An article in the Wall Street Journal earlier this week (Why Washington Has It Wrong on Small Business) highlighted a subset of firms referred to as “high potential startups,” those that account for the bulk of job creation and economic impact from small businesses. As noted in the WSJ article, only 6.3% of companies in the U.S. created all the net new jobs between 1994 and 2008. Over 94% of these companies were small firms.

What is a high potential startup?  A common perception is that only conspicuous growth industries like technology and health care spawn high-potential startups. But in writing about these companies in a report for the Small Business Administration, Spencer L. Tracy (“Accelerating Job Creation in America: The Promise of High-Impact Companies”) notes that “they are found in relatively equal shares across all industries, even declining and stagnant ones.”

High potential businesses have common characteristics.  They

  • Introduce new products or categories of products to a market;
  • Create markets that did not exist before;
  • Pioneer new methods of production or ways to deliver services;
  • Generate new sources of supply.

High-potential startups are key to economic growth: they created an average of over 2.5 million new jobs annually between 1994 and 2008.

High potential startups need capital to grow, particularly in their early stages. That’s where Investment Crowdfunding comes in. Not all potential high growers find investment from venture capitalists or Angels. Bank and the Small Business Administration loans are close to impossible for growing companies to secure (see our blog Where Do Entrepreneurs Get Investment Capital?). That means many startups with high potential wither for lack of capital.

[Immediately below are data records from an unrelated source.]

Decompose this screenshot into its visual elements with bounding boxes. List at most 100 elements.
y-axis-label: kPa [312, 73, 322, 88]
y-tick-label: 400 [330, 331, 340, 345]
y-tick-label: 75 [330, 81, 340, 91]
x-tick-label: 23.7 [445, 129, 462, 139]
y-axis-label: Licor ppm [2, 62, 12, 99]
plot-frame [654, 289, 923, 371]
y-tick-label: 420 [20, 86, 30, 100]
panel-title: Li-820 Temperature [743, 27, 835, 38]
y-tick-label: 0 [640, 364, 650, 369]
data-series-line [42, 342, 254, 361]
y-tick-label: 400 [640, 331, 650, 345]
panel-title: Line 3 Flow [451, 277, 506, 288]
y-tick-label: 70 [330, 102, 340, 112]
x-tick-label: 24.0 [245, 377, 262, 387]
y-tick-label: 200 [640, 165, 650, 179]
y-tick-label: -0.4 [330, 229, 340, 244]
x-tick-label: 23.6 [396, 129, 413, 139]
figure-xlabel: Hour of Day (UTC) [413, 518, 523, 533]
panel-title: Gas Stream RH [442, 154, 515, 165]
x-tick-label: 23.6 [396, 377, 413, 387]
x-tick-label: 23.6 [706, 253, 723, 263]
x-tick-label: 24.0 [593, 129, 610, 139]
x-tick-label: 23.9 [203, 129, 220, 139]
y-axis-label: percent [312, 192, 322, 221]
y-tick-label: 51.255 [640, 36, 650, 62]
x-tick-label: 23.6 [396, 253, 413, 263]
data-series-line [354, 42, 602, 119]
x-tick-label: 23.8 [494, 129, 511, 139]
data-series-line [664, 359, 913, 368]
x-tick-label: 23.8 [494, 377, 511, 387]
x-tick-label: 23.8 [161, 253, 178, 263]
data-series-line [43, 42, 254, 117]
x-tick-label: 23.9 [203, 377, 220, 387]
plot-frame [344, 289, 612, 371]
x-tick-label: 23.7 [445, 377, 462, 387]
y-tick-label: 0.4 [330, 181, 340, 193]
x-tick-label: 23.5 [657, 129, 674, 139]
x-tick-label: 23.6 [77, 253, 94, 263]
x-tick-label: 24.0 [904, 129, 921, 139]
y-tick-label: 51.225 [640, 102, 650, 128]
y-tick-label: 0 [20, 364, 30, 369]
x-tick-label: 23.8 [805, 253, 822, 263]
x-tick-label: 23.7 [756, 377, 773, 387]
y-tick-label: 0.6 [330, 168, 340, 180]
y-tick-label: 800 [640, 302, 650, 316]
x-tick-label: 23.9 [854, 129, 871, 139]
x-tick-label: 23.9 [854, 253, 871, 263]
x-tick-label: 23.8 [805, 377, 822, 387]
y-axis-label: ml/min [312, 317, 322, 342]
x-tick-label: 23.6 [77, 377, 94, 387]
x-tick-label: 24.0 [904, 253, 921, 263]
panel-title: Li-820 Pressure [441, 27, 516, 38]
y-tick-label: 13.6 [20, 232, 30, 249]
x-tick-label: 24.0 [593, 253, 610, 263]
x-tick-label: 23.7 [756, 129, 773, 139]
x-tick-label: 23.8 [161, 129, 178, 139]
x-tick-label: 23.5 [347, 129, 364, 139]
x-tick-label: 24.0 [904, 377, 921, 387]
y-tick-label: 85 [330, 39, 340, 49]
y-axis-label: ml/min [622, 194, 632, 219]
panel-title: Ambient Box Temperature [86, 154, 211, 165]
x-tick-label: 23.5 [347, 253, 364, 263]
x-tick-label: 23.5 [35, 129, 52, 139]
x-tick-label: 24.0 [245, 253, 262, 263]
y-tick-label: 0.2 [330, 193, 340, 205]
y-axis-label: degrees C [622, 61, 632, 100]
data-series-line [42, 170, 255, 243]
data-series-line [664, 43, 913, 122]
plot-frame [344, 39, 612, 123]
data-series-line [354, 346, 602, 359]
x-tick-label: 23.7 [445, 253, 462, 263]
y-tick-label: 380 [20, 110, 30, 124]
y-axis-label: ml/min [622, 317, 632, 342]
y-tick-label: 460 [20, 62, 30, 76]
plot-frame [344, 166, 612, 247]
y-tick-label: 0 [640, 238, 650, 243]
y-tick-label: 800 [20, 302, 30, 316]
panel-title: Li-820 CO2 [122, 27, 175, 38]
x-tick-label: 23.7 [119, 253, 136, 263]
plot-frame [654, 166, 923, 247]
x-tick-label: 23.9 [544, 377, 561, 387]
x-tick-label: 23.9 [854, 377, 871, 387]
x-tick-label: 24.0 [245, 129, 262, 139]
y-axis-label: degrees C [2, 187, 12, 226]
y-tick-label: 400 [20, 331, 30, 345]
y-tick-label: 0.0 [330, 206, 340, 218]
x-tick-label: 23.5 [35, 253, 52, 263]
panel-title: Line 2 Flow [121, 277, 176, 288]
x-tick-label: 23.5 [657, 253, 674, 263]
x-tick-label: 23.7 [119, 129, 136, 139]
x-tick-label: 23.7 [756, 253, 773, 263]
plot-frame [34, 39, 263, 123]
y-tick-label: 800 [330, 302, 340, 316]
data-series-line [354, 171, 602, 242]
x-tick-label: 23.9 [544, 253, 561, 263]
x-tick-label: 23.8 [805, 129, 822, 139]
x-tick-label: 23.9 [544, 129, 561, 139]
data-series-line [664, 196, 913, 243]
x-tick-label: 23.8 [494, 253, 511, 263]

The interactive nature of Investment Crowdfunding and its associated “diligence by the crowd” is particularly suited to identifying these companies and providing the necessary financial, networking, and advisory support levels needed to take them to the next stage. 

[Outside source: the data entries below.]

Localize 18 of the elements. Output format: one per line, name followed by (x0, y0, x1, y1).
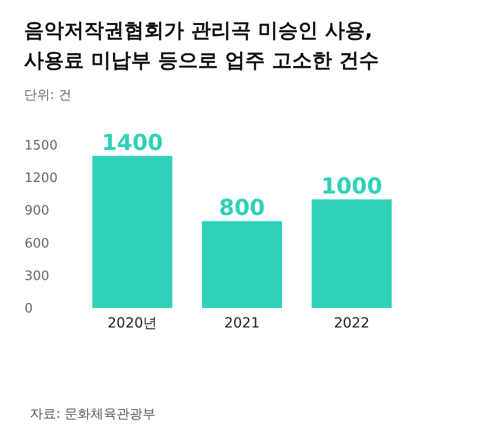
y-tick-label: 300 (24, 268, 50, 284)
y-tick-label: 900 (24, 204, 50, 219)
x-tick-label: 2020년 (108, 316, 158, 332)
x-tick-label: 2022 (334, 316, 370, 332)
chart-subtitle: 단위: 건 (24, 88, 72, 103)
bar (92, 156, 172, 308)
y-tick-label: 0 (24, 302, 33, 316)
bar (202, 221, 282, 308)
bar (312, 199, 392, 308)
y-tick-label: 1200 (24, 171, 58, 186)
y-tick-label: 600 (24, 236, 50, 252)
chart-title: 음악저작권협회가 관리곡 미승인 사용, 사용료 미납부 등으로 업주 고소한 건수 (24, 18, 379, 72)
data-label: 800 (219, 196, 265, 222)
x-tick-label: 2021 (224, 316, 260, 332)
data-label: 1400 (102, 130, 163, 156)
y-tick-label: 1500 (24, 138, 58, 154)
text: 자료: 문화체육관광부 (30, 406, 156, 423)
data-label: 1000 (321, 174, 382, 200)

What about startups that are not “high potential”?

While we point to the impact small business has on job creation and its strength as an economic driver, most small companies remain small companies. In fact, the WSJ points out:

  • Two-thirds of small firms won’t grow big because their business model has natural limits.  Think of small local service businesses, mainly owner-operator businesses like plumbers, accountants, store owners, landscapers, or truck drivers.  Even consultants in transition between employers or postponing retirement.
  • Three quarters of small firms do not have plans for growth. While this captures the point from above, it indicates that even businesses that have growth potential are not necessarily seeking a path to growth.
  • Less than 1 in 10 firms grow to reach 20 employees within their first 10 years.

While these companies do not have aspirations to become the next Facebook, they still make excellent candidates for Investment Crowdfunding.  Many slow- or non-growth businesses produce attractive profits and cash flow. And many need cash to establish themselves, to purchase equipment, or to address contingencies.  Raising non-equity capital through crowdfunding might be an attractive approach for these companies and their investors.